Borrowers pay this change in price. They borrow X SWEEP to make an investment. Then they buy back X SWEEP when they repay, often at a higher price.
For example, an interest rate of 4% leads to a weekly target price change of 1-1.04^(1/52), or 0.0755%
The interest rate can change each week. Sweep protocol moves the interest rate to balance demand for savings with demand for investment.
Borrowers have an incentive to supply SWEEP and invest the proceeds if they expect that their investment return will be greater than the SWEEP interest rate.
Over the medium and long term, the protocol needs to find a balance between the demand for savings, and the demand for investment. It does this by adjusting the target interest rate.

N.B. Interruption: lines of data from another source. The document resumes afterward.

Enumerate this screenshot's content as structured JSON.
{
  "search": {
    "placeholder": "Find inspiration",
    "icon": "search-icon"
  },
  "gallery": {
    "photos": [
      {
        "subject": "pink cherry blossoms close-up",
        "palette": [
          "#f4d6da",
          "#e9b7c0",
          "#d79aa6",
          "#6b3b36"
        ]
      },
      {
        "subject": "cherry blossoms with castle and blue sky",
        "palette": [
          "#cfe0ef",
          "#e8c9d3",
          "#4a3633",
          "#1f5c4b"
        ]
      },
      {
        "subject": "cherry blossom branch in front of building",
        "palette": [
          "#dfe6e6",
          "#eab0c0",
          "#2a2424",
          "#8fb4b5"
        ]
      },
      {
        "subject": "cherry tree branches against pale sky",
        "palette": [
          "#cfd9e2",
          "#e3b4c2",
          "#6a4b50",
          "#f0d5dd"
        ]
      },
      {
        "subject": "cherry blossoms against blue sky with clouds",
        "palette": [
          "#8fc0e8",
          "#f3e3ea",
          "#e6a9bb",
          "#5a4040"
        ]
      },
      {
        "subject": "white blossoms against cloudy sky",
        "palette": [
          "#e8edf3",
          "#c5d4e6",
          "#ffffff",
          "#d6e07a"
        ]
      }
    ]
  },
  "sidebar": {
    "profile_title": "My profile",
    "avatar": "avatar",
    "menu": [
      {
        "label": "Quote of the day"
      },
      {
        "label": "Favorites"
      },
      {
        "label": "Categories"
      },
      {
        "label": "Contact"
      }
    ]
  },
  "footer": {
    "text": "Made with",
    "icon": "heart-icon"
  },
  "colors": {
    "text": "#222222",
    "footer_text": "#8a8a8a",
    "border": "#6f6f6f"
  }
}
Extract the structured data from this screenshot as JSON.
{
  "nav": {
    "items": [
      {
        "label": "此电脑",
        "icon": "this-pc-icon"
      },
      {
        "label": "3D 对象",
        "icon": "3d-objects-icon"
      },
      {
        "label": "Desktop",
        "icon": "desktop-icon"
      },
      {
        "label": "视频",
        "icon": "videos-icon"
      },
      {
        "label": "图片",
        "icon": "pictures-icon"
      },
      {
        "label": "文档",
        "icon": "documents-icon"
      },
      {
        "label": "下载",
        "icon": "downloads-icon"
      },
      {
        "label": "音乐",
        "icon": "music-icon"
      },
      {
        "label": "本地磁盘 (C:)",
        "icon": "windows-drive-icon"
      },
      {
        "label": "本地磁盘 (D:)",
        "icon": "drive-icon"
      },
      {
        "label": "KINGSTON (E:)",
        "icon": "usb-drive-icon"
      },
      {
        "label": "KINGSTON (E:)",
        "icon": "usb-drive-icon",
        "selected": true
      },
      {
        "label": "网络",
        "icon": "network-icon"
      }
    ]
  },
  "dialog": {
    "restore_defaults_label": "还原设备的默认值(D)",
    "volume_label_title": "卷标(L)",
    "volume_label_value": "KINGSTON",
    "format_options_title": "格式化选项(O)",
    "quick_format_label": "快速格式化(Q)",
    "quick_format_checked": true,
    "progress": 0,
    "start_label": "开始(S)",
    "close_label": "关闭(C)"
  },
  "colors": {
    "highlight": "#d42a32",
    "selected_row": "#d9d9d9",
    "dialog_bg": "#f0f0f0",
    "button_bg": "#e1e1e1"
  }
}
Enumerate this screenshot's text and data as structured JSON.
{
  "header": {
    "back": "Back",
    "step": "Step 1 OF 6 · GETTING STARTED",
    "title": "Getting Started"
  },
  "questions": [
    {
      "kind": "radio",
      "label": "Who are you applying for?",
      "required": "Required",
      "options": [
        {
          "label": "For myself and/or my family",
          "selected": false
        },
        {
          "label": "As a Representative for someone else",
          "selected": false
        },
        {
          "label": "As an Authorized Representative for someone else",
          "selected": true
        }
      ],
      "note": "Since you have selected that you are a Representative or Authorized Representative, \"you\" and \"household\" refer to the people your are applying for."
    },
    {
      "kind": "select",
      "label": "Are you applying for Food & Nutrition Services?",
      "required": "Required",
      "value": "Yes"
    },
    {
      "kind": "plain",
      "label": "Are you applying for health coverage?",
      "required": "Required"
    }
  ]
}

If savers are buying SWEEP, then the amount of SWEEP offered in the AMM (and weekly auction) will decline. The price will rise above target if <SWEEP amount>*<target price> < USDx amount.
In this case, borrowers will have an incentive to borrow and supply SWEEP, because they will experience a negative interest rate if the market price declines to the target price.
If savers are selling SWEEP, then the amount of SWEEP offered in the AMM (and weekly auction) will increase. The price will fall below target if <SWEEP amount>*<target price> > USDx amount.
In this case, borrowers will have an increased incentive to repay SWEEP, because they can buy it back for less than the expected price.
These incentives will work if Sweep protocol can credibly peg SWEEP to the target price.